For the past four years, city officials have been working with Firestone to improve the now vacant property. During his annual “State of the City” address to the Noblesville Chamber of Commerce, Mayor John Ditslear announced plans to build the city’s first dog park on a portion of that land.
“The EPA’s requirement is that any reuse must be thoroughly reviewed before they will grant permission for that proposed reuse,” Ditslear said. “There is a 6.5-acre parcel of the Firestone property located off of Pleasant Street where the soil has been extensively tested for safety, and the EPA has determined that a dog park would be an acceptable use for this property.”
Ditslear the plans provide the first revitalization of the Firestone property and is an amenity the city doesn’t currently offer.
“As you can imagine, it has not been a quick process to reach this stage and we are pleased,” Ditslear said.

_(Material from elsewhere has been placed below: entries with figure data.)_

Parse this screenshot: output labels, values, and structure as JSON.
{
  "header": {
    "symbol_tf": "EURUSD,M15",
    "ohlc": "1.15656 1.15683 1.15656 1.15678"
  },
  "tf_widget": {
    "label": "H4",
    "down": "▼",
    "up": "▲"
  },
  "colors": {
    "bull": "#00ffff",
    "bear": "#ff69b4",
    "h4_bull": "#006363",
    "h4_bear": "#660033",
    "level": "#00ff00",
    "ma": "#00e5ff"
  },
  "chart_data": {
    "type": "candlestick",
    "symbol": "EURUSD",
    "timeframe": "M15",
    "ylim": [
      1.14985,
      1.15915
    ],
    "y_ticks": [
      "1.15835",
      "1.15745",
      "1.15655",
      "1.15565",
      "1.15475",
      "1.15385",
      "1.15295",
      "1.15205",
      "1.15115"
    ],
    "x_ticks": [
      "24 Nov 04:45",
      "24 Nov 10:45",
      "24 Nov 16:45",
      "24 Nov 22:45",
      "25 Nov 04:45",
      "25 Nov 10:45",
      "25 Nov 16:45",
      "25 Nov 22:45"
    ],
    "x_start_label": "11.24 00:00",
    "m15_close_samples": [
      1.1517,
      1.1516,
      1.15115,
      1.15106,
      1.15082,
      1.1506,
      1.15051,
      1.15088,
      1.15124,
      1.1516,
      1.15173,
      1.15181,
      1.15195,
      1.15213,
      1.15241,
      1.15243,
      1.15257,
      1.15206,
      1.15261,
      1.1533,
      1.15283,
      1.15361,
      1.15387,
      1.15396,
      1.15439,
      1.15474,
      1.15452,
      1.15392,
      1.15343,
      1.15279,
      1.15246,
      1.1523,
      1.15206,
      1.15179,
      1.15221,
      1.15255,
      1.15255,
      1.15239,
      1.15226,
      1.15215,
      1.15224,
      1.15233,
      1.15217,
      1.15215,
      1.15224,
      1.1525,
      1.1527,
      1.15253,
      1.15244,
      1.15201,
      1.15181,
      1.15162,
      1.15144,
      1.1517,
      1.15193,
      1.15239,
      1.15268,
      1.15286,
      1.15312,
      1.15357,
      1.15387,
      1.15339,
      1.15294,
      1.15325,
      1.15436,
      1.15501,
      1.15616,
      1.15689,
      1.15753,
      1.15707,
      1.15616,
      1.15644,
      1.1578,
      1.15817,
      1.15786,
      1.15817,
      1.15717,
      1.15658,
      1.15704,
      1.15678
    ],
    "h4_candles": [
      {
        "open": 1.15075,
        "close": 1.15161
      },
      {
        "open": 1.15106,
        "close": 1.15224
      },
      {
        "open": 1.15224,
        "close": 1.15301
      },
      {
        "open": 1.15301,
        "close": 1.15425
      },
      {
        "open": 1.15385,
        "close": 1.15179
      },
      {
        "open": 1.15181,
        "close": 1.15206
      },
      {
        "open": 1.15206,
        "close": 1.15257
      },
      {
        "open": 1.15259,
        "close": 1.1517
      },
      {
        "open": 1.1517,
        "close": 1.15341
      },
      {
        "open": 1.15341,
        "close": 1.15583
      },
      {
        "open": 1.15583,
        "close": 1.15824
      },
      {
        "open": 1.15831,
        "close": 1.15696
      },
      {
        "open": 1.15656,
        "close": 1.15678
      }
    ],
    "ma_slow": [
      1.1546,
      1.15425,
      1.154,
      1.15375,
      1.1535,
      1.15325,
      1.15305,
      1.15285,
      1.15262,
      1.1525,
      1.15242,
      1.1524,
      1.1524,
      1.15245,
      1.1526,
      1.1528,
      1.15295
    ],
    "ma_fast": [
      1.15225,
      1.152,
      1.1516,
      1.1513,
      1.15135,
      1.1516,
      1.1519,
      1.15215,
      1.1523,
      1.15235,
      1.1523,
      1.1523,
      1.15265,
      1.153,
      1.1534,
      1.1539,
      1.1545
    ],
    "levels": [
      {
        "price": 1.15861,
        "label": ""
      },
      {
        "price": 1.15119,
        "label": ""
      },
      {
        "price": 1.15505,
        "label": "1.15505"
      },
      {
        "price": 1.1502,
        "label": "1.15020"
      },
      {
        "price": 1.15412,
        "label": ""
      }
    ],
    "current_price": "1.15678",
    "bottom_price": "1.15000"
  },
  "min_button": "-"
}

This project is unfunded and the city is exploring grants and other funding opportunities. Ditslear said one possibility is charging a small fee and using a security gate. The estimated cost is $600,000 which includes the fenced area, parking lot, places to sit, restrooms and dog obstacles. Once completed, Ditslear the area would fall under the supervision of the parks department.
“We continue to work with Firestone to explore potential options for future redevelopment of other areas of their property,” he said.
Other topics of Ditslear’s speech include:
● Citizen survey: The city conduct these surveys every three years for community feedback and planning. The first was done in 2010, and the most recent one was done late last fall. “Early this year, we received the summary of results for the 2013 Citizen Survey. In three important categories, we rated higher in the 2013 survey than we did in 2010. In the 2013 survey, 93 percent of residents rated Noblesville’s overall quality of life as excellent or good. Ninety-six percent rated Noblesville as an excellent or good place to live; and 95 percent would recommend Noblesville to others.”
● New construction: “(In the past year) there has been just over $41 million dollars’ worth of new commercial investment in Noblesville consisting of over 311,000 square feet. In addition, 31 new businesses have opened their doors in Noblesville during this time, which equates to hundreds of new jobs in the city.”
● Ivy Tech: “To say that we are excited to have Ivy Tech in Noblesville is an understatement. This facility truly offers something for students of every age … I believe Ivy Tech will play a significant role in helping to improve adult educational opportunities.
● Mass transit: “I believe that mass transit is something that we will need in order to help accommodate future growth, and I believe mass transit between Marion County and Noblesville will become a reality at some point in the future. Even now, we must provide additional mobility options—as well as improve existing options—within Hamilton County.”
● Federal Hill Park: “Here’s what I want to make clear about this project: this is not a situation of ‘oh, the city’s adding a new park.’ This is a situation of ‘the city is investing in order to encourage private development on the west side of the river’ … In addition to the economic benefits from the creation of Federal Hill, the park would also serve as a way to further connect the community with citizens.”
● Trail connectivity: “We are now ready to move forward with the first phase of the Midland Trace Trail, which consists of a section approximately two miles long from Gray Road to Willowview Road. The process of land acquisition is now beginning. I am pleased to say that we applied for and received funding to cover 80 percent of the land acquisition costs for this segment of the project.”
● Traffic: “Traffic congestion in the (Ind.) 37 corridor needs to be addressed, but I am also concerned about any potential effects of this project on Noblesville businesses. The latest proposed renderings for this project have changed over what they were initially, and access to businesses – both during and after construction – is improved over what was originally planned. This project is still in the early exploratory phase, so you will hear more about it in the future.
● Crime: “We, like every other community, are concerned with the growing problem of drug addiction. Addicts need money every day in order to buy drugs. Because of their addiction, they are unable to keep a job, so some addicts resort to theft in order to pay for their drugs. The Noblesville Police Dept. does an excellent job at solving crime and catching criminals. They are also proactive through their efforts at educating the public on ways to avoid becoming a crime victim.”